Le 17 juin 2021, le tribunal de première instance de Bruxelles a condamné collectivement les autorités belges pour leur politique climatique négligente. Les juges considèrent que la politique climatique belge est si médiocre qu’elle viole les droits humains les plus fondamentaux. Par contre, ils n’imposent pas d’objectifs concrets.
« Cette déclaration est un signal clair pour nos décideurs politiques. Des politiques décisives en vue d’un avenir pauvre en carbone doivent être prises immédiatement et en priorité. Un avenir meilleur et plus sain », déclare Serge de Gheldere, président de l’ASBL Affaire climat.
Le jugement détaillé (83 pages !) est historique à trois égards. Non seulement la plainte de l’Affaire climat, mais aussi celle des 58.000 co-demandeurs, a été déclarée recevable. Avec cette réceptivité aux citoyens, nous faisons l’histoire au niveau mondial : pour la première fois, la justice reconnait que nous sommes en danger direct, personnel et réel. L’arrêt indique également que l’État fédéral et les trois Régions sont conjointement et individuellement responsables. Là aussi, nous déplaçons les balises. Il s’agit de l’obligation du Code civil d’agir de manière socialement prudente et de prévenir les dommages climatiques graves prévisibles.
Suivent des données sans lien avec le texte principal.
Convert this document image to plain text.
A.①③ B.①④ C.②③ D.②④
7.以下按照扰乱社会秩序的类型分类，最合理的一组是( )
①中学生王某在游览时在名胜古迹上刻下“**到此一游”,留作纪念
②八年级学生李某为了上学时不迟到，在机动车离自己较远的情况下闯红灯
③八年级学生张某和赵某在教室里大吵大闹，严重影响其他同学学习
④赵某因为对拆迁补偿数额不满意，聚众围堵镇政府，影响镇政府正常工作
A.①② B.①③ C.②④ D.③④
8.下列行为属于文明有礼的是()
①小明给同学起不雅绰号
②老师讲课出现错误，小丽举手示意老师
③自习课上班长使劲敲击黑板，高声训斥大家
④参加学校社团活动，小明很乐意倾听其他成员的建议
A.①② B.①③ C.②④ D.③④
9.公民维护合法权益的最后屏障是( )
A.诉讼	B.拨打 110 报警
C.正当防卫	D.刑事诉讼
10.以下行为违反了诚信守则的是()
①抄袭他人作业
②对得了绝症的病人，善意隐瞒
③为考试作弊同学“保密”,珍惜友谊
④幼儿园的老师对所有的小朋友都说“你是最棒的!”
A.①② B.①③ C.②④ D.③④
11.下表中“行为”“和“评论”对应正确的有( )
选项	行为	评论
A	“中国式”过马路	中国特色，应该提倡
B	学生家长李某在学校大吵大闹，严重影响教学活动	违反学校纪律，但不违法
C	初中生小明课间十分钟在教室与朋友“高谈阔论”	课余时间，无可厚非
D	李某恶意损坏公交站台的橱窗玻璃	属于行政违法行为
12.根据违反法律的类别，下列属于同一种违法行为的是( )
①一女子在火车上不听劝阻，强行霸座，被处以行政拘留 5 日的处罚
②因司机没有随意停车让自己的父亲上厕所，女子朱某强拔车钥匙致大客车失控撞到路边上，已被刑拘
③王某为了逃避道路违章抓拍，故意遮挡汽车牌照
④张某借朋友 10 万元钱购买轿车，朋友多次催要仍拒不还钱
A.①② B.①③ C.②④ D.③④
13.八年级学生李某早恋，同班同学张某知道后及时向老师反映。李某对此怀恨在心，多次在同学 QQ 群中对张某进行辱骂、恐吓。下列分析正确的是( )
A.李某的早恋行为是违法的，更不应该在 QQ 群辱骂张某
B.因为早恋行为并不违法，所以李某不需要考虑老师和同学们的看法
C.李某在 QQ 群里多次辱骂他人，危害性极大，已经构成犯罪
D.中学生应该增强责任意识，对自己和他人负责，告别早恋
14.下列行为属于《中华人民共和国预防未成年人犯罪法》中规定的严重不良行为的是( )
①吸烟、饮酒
L’arrêt, et c’est ce qui est le plus significatif, note également que nos gouvernements violent les articles 2 et 8 de la Convention européenne des droits de l’Homme avec la politique climatique actuelle de qualité inférieure. Ces articles traitent du droit le plus fondamental qu’est le « droit à la vie » et du « droit au respect de la vie privée et familiale ». Ce faisant, dit le juge, c’est un droit humain d’être protégé contre un réchauffement climatique dangereux et les États ont l’obligation de protéger ce droit humain.
Pour la première fois, les citoyens ont clairement fait savoir que la liberté d’action du gouvernement et des ministres s’arrête là où nos droits, ainsi que les droits de nos enfants et petits-enfants, risquent d’être violés.
Pas d’objectifs concrets
« C’est une bonne nouvelle. Mais nous n’y sommes pas encore », déclare l’Affaire climat. En effet, le tribunal n’a pas suivi la demande de l’Affaire climat d’imposer des objectifs concrets de réduction de gaz à effet de serre. L’association a demandé que notre pays émette minimum 42 % de gaz à effet de serre en moins d’ici 2025 et minimum 55 % en moins d’ici 2030. Les juges belges n’ont pas voulu aller aussi loin que les Néerlandais et les Allemands dans de récents procès similaires.
En fait, ceci n’est pas compréhensible, réagit l’Affaire climat. Cela se résume à une situation où un agent dit à un automobiliste : « Monsieur, vous conduisez à 180 à l’heure. C’est beaucoup trop rapide. » – « Oh, excusez-moi. Quelle est la vitesse autorisée? » – « Eh bien, ça, nous ne vous le disons pas. »
Portée par les récentes décisions rendues, entre autres, par les plus hautes juridictions d’Allemagne et des Pays-Bas, qui ont imposé des politiques climatiques plus ambitieuses dans des affaires similaires, l’association fait appel du jugement.
Dans le même temps, elle considère une affaire devant la Cour des droits de l’Homme de Strasbourg. La Cour d’appel de Bruxelles est confrontée à des retards si importants que l’Affaire climat pourrait ne pas avoir lieu avant 9,5 ans. Et nous avons moins de dix ans pour prévenir les changements climatiques dangereux. Compte tenu de l’urgence climatique, cela signifierait qu’il n’y a pas de recours effectif dans le système juridique belge, ce qui nécessite un recours devant les tribunaux de Strasbourg. Ceci lance une nouvelle phase d’un processus lancé il y a six ans.